O diálogo reproduzido pela Folha indica que Moro teria ficado contrariado após o que considerou descuido da Polícia Federal no dia 22 de março de 2016, quando anexou documentos da Odebrecht (entre eles, a lista de suspeitos de receber propina) aos autos de um processo da Lava-Jato sem preservar sigilo. Isso teria permitido a publicação na imprensa do material, expondo políticos com direito a foro especial. Esses políticos só poderiam ser investigados com autorização do STF.

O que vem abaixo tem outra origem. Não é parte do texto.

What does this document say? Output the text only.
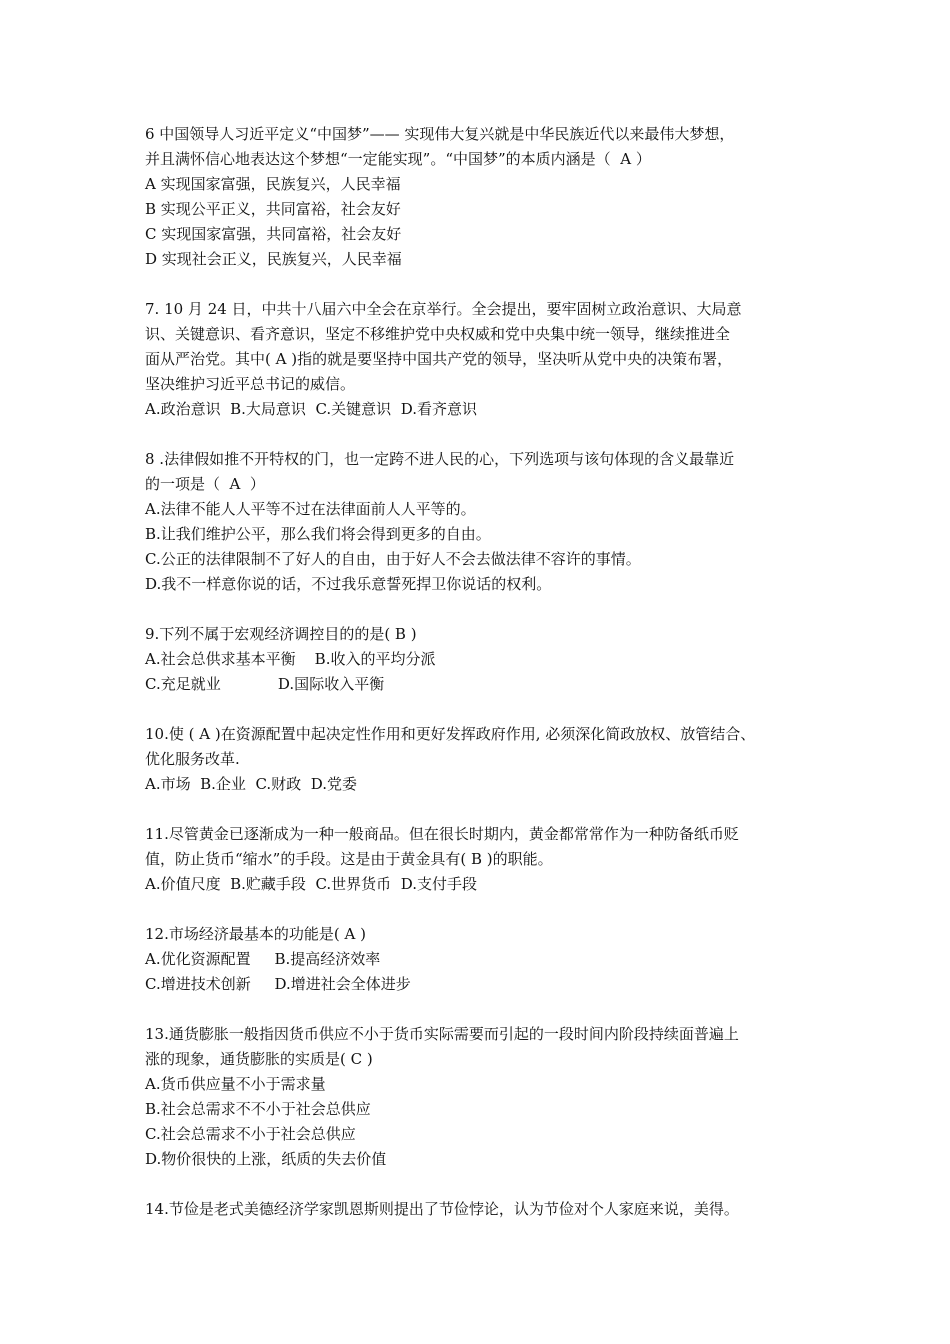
6 中国领导人习近平定义“中国梦”—— 实现伟大复兴就是中华民族近代以来最伟大梦想，
并且满怀信心地表达这个梦想“一定能实现”。“中国梦”的本质内涵是（  A ）
A 实现国家富强，民族复兴，人民幸福
B 实现公平正义，共同富裕，社会友好
C 实现国家富强，共同富裕，社会友好
D 实现社会正义，民族复兴，人民幸福
7. 10 月 24 日，中共十八届六中全会在京举行。全会提出，要牢固树立政治意识、大局意
识、关键意识、看齐意识，坚定不移维护党中央权威和党中央集中统一领导，继续推进全
面从严治党。其中( A )指的就是要坚持中国共产党的领导，坚决听从党中央的决策布署，
坚决维护习近平总书记的威信。
A.政治意识  B.大局意识  C.关键意识  D.看齐意识
8 .法律假如推不开特权的门，也一定跨不进人民的心，下列选项与该句体现的含义最靠近
的一项是（  A  ）
A.法律不能人人平等不过在法律面前人人平等的。
B.让我们维护公平，那么我们将会得到更多的自由。
C.公正的法律限制不了好人的自由，由于好人不会去做法律不容许的事情。
D.我不一样意你说的话，不过我乐意誓死捍卫你说话的权利。
9.下列不属于宏观经济调控目的的是( B )
A.社会总供求基本平衡    B.收入的平均分派
C.充足就业            D.国际收入平衡
10.使 ( A )在资源配置中起决定性作用和更好发挥政府作用, 必须深化简政放权、放管结合、
优化服务改革.
A.市场  B.企业  C.财政  D.党委
11.尽管黄金已逐渐成为一种一般商品。但在很长时期内，黄金都常常作为一种防备纸币贬
值，防止货币“缩水”的手段。这是由于黄金具有( B )的职能。
A.价值尺度  B.贮藏手段  C.世界货币  D.支付手段
12.市场经济最基本的功能是( A )
A.优化资源配置     B.提高经济效率
C.增进技术创新     D.增进社会全体进步
13.通货膨胀一般指因货币供应不小于货币实际需要而引起的一段时间内阶段持续面普遍上
涨的现象，通货膨胀的实质是( C )
A.货币供应量不小于需求量
B.社会总需求不不小于社会总供应
C.社会总需求不小于社会总供应
D.物价很快的上涨，纸质的失去价值
14.节俭是老式美德经济学家凯恩斯则提出了节俭悖论，认为节俭对个人家庭来说，美得。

Conforme a reportagem da Folha, Moro teria escrito a Dallagnol para reclamar da polícia e avisar que acabara de impor sigilo aos papéis. "Tremenda bola nas costas da PF", teria dito o então juiz. "E vai parecer afronta", referindo-se à possível reação da Corte.
Na sequência, Moro teria avisado que precisaria enviar ao Supremo pelo menos um dos inquéritos em andamento em Curitiba, envolvendo o marqueteiro petista João Santana. Dallagnol teria afirmado que contatou a Procuradoria-Geral da República e sugerido que Moro enviasse um outro inquérito, com foco na Odebrecht.
Horas depois, segundo a reportagem da Folha, o procurador teria enviado nova mensagem a Moro para discutir a situação. Dallagnol teria dito que não houve má-fé da PF. Moro teria afirmado que "continua sendo lambança" e que "não pode cometer esse tipo de erro agora". Em resposta, Dallagnol teria prometido apoio incondicional: "Saiba não só que a imensa maioria da sociedade está com Vc, mas que nós faremos tudo o que for necessário para defender Vc de injustas acusações".
A conversa atribuída aos dois continuou. Moro teria ressaltado, então, que temia pressões para que sua atuação fosse avaliada pelo Conselho Nacional de Justiça (CNJ) e que mandaria para o Supremo os três principais processos envolvendo a Odebrecht. Sobre o suposto temor, Dallagnol teria garantido que falaria com o representante do MPF no CNJ. Ele também teria sugerido que tentaria apressar uma das denúncias que a força-tarefa estava preparando. A medida permitiria que o caso fosse encaminhado ao STF já com acusados e crimes definidos na denúncia.
Em relação à atuação da PF, Dallagnol teria procurado o delegado Márcio Anselmo, que chefiava as investigações sobre a empresa, minutos depois de receber a suposta reclamação do juiz: "Moro está chateado", teria escrito o procurador, fazendo o seguinte apelo: "Por favor nos ajude a pensar o que podemos fazer em relação a isso".
No fim daquele dia, Anselmo teria dito que não via motivo para "todo esse alvoroço". Dallagnol teria retrucado, afirmando que o delegado cometera erro de avaliação: "O receio é que isso seja usado pelo STF contra a operação e contra o Moro. O momento é que ficou ruim", teria ponderado o procurador. "Vem porrada", concluiria Dallagnol.
Em 28 de março daquele ano, Moro mandou para o STF dois inquéritos e uma ação penal que estavam em andamento em Curitiba, incluindo os autos com a lista da Odebrecht, para que o ministro Teori Zavascki, então relator da Lava-Jato no STF, decidisse o que fazer com eles.
Em 22 de abril, Teori, que morreria em acidente aéreo em 2017, decidiu devolver os três processos a Curitiba, mantendo no STF somente as planilhas da Odebrecht que listavam os políticos, mantendo em sigilo.
Conforme a reportagem da Folha, Moro foi procurado para se manifestar sobre o conteúdo dos supostos diálogos. Ele voltou a criticar invasão de celulares. Já a equipe de procuradores da Lava-Jato, segundo a Folha, não se manifestou até a publicação do texto, neste domingo (23).